Abstract
Objectives
This study assessed the influence of obesity on the progression of ligature-induced periodontitis in rats.
Materials and methods
Forty-eight adult Wistar rats were randomly divided into two groups: the HL group (n = 24) was fed high-fat animal food to induce obesity, and the NL group (n = 24) was fed normolipidic animal food. Obesity was induced within a period of 120 days, and the induction of experimental periodontitis (EP) was subsequently performed for 30 days. The animals were euthanized after 7, 15, and 30 days, and the jaws were removed for histopathological, histometric, and immunohistochemical analyses. Tartrate-resistant acid phosphatase (TRAP), receptor activator of nuclear factor kappa beta ligand (RANKL), and osteoprotegerin (OPG) were analyzed via immunolabeling.
Results
Histological findings indicated that the inflammation was more extensive and lasted longer in the HL⁄EP; however, advanced destruction also occurred in the NL/EP. Greater bone loss was verified in the HL/EP group (2.28 ± 0.35) in the period of 7 days than in the NL/EP group (1.2 ± 0.29). High immunolabeling was identified in the HL/EP group in the initial periods for RANKL and TRAP, whereas the NL⁄EP group presented with moderate immunolabeling for both factors.

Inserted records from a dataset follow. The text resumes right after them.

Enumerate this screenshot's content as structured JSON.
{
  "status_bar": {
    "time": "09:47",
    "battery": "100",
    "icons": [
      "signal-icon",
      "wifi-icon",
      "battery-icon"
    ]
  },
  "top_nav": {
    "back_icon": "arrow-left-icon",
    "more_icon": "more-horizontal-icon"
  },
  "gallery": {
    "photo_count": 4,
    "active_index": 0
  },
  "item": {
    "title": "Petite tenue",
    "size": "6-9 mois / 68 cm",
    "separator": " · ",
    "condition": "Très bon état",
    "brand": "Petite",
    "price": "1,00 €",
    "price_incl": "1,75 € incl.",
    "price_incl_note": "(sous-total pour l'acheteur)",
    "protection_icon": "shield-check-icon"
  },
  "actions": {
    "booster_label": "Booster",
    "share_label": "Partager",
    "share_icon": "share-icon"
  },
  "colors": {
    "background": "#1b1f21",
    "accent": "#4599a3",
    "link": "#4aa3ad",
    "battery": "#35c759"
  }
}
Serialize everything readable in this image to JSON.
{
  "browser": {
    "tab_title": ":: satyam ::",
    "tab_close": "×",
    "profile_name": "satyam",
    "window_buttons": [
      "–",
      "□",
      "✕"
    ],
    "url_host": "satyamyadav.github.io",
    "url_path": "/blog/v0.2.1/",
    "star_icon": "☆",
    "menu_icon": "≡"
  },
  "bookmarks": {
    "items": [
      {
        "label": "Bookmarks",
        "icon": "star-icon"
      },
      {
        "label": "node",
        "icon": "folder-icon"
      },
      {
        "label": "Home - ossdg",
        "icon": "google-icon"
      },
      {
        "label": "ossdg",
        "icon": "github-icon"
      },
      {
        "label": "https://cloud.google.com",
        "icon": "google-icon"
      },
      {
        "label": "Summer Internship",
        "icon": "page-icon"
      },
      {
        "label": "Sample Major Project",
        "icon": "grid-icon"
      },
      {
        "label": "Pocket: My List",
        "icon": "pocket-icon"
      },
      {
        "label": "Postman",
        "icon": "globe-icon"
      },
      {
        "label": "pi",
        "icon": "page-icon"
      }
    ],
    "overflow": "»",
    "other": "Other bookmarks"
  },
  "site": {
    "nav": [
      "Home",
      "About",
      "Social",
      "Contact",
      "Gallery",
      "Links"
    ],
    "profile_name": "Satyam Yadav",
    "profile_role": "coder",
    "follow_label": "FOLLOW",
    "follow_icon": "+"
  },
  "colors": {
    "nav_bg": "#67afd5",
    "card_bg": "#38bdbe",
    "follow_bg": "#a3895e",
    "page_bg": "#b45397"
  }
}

The HL/EP and NL/EP groups showed low immunolabeling for OPG.
Conclusions
Obesity induced by a high-fat diet influenced alveolar bone metabolism when associated with experimental periodontitis and caused a more severe local inflammatory response and alveolar bone loss.
Clinical relevance
Obesity is related to greater alveolar bone loss and an accentuated local inflammatory response, which may be reflected in the clinical severity of periodontitis and dental loss.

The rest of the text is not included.